Space-ng's Sol3 hardware and software ecosystem, including the HDK and SDK, will be on display at the 39th Annual Small Satellite Conference in Salt Lake City, UT, August 10-13, 2025, at Space-ng Booth #2437. Attendees at the 39th Small Satellite Conference will include Space-ng Co-Founder and Chief Engineer Steve Bailey.
Space-ng provides advanced computer vision systems such as the Vision Navigation System (VNS) software for terrain relative navigation, hazard detection, and attitude determination used by Firefly Aerospace's fully successful Blue Ghost Mission 1 (BGM1). Space-ng has completed spaceflight qualification testing for the Sol3 Vision System, with the first flight articles scheduled for delivery in Q3 of 2025. Sol3 was developed by Space-ng to host the powerful software that will drive next-generation computer vision applications for space systems, the equivalent of level 5 self driving for autonomous spacecraft.
Sol3 Vision System
Sol3 is an integrated hardware and software computer vision system for space. The Sol3 hardware consists of a powerful low-SWAP computer, the Base Unit, that controls up to 12 remote high-resolution Camera Modules. Sol3 is a user-programmable software-defined system with support for hardware-accelerated image processing and compute workloads. The Sol3 ecosystem includes the flight, ground, simulation, test, and operations hardware and software necessary to support computer vision and imaging systems for space applications, including optical navigation, lunar landing, autonomous rendezvous, proximity operations, manufacturing, assembly, servicing, and space situational awareness.
Sol3 HDK
Space-ng has developed a version of Sol3 hardware to support rapid prototyping, engineering development, and pre and post integration testing in earth-based lab and field environments. The HDK consists of a rugged air-cooled Base Unit which can support up to 12 rolling or global shutter HDK Camera Modules. The Sol3 HDK is identical in functionality, performance, and similar in size, to the Sol3 flight hardware, substituting commercial parts and connectors to keep the cost low. Access to flight like hardware for your team is no longer a barrier. The HDK Base unit is priced at $5K, with HDK Camera Modules starting at $1K, power supply and harnesses included!

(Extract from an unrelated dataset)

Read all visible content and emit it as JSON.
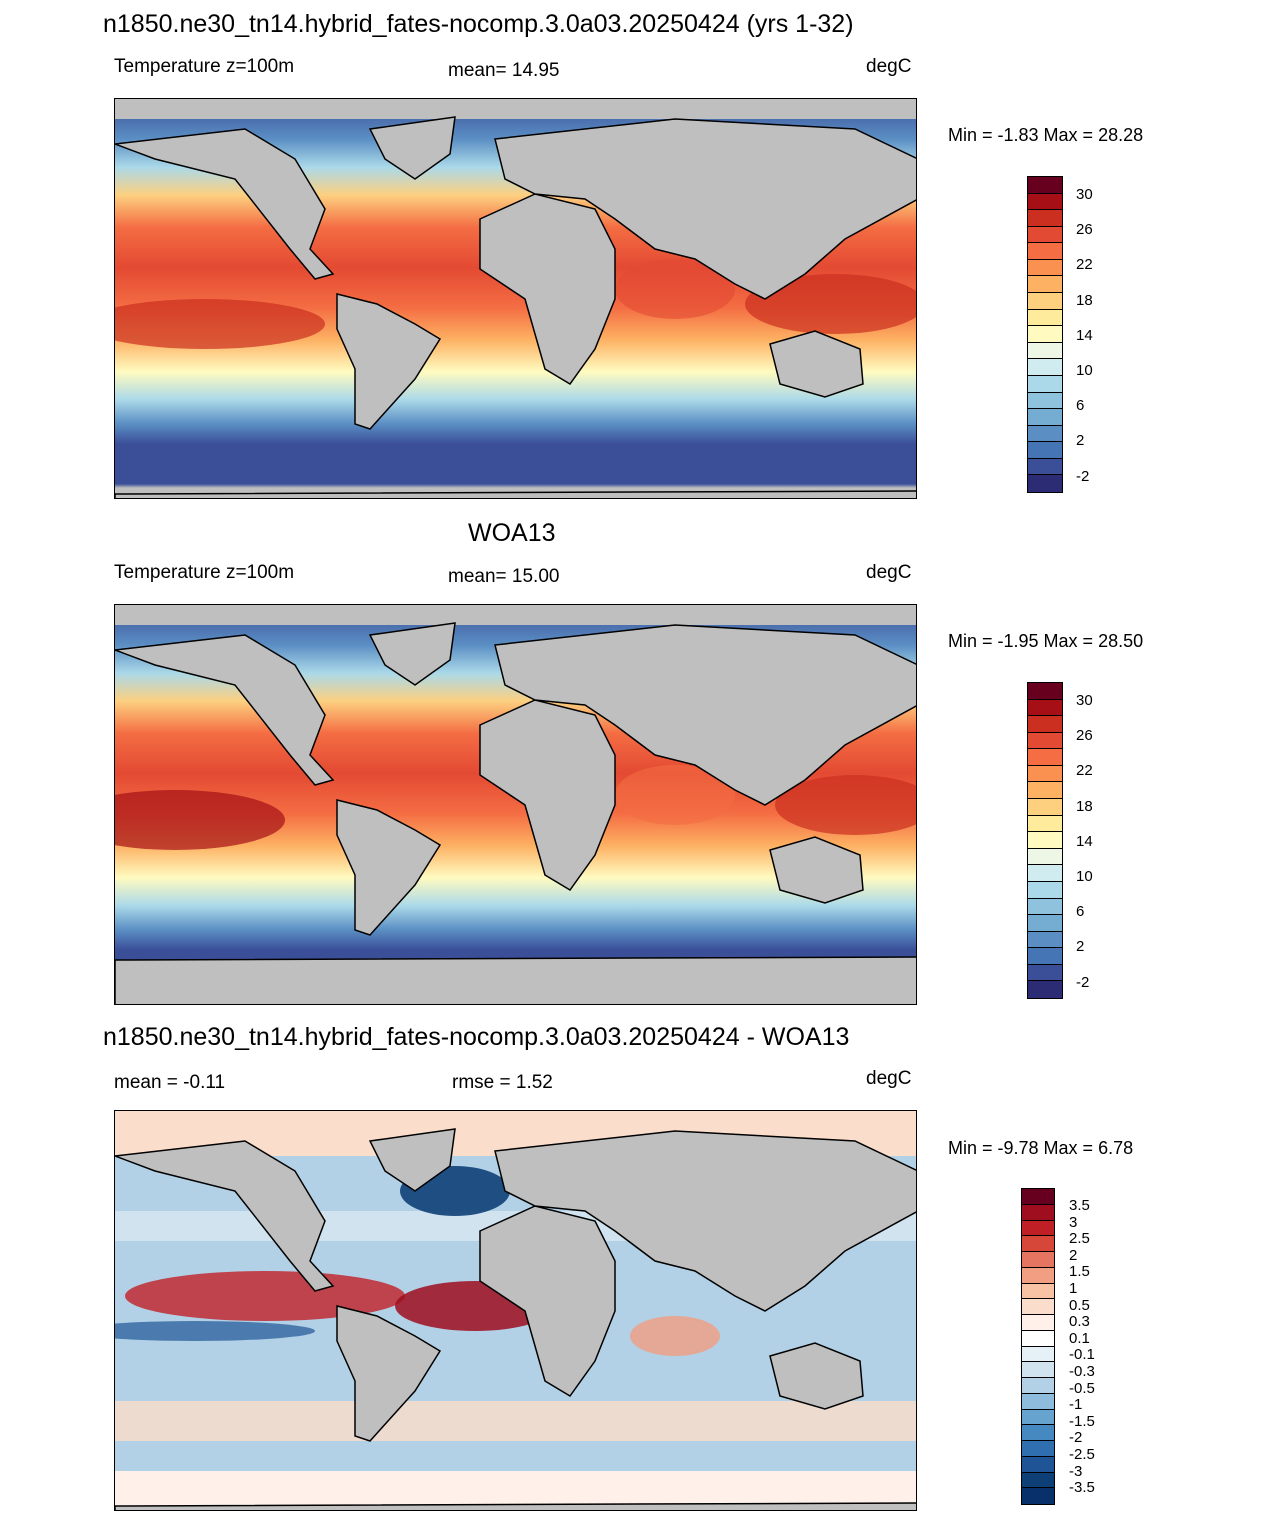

Fast Track from Innovation to Integration
Flight-like hardware development environments are often expensive, long lead, difficult to work with, and scarce. This choke point in flight hardware and software integration can persist late into development, where changes become ever more costly. The Sol3 HDK and SDK break this cycle. It's a complete, integration-ready platform designed to bring autonomy prototypes into flight-relevant environments, fast. Backed by software already in use for lunar landing, navigation, and proximity ops, the HDK lets your team:
- Drop into flight-like test loops with FSW, GNC, and Payload code examples.
- Run full workflows from your laptop in hours, not weeks or months.
- Build with confidence using well-documented, mission-proven software primitives.
The Sol3 HDK and SDK put a high-fidelity toolset in the hands of engineers early in development, so they can validate mission Con-Ops and mission & system requirements, and accelerate verification of critical flight system functionality and performance.
From Field Experiments to TRL9
The compute and sensor stack at the heart of the HDK is identical to Space-ng's Sol3 EDU and Flight units, streamlining your development process through PDR, CDR, IRR, and TRR. "The main difference between the HDK and our Flight Units is the use of commercial connectors and non-space-grade parts" – Steve Bailey, Chief Engineer and Cofounder of Space-ng. "By ordering the HDK and using the SDK you can jump start development, explore the power of the Sol3 architecture, and move confidently into system level integration and testing."
A Paradigm Shift in Flight Software Development
Sol3 represents a step change in onboard compute and sensor capability compared to current spacecraft architectures. Space-ng is releasing the Sol3 SDK to enable users to implement software that can take full advantage of this hardware capability to unlock advanced computer vision and autonomous use cases. This is the same software that Space-ng uses internally to develop and support lunar navigation and landing. "To deploy state-of-the-art navigation algorithms, we need access to a GPU, neural accelerator, hardware encoding, high bit depth high resolution imagery, tightly integrated IMUs, and modern environments (C++20, linux, containers), and open source software (GTSAM, ceres-solver, opencv, Eigen, pytorch). We want our partners and customers to innovate alongside us and have access to the same tools the Space-ng team is using every day." – Ethan Rublee, CEO and Co-founder of Space-ng. "We're releasing our SDK, free for academic research and non-commercial use, to empower our community to build the next generation of space flight software."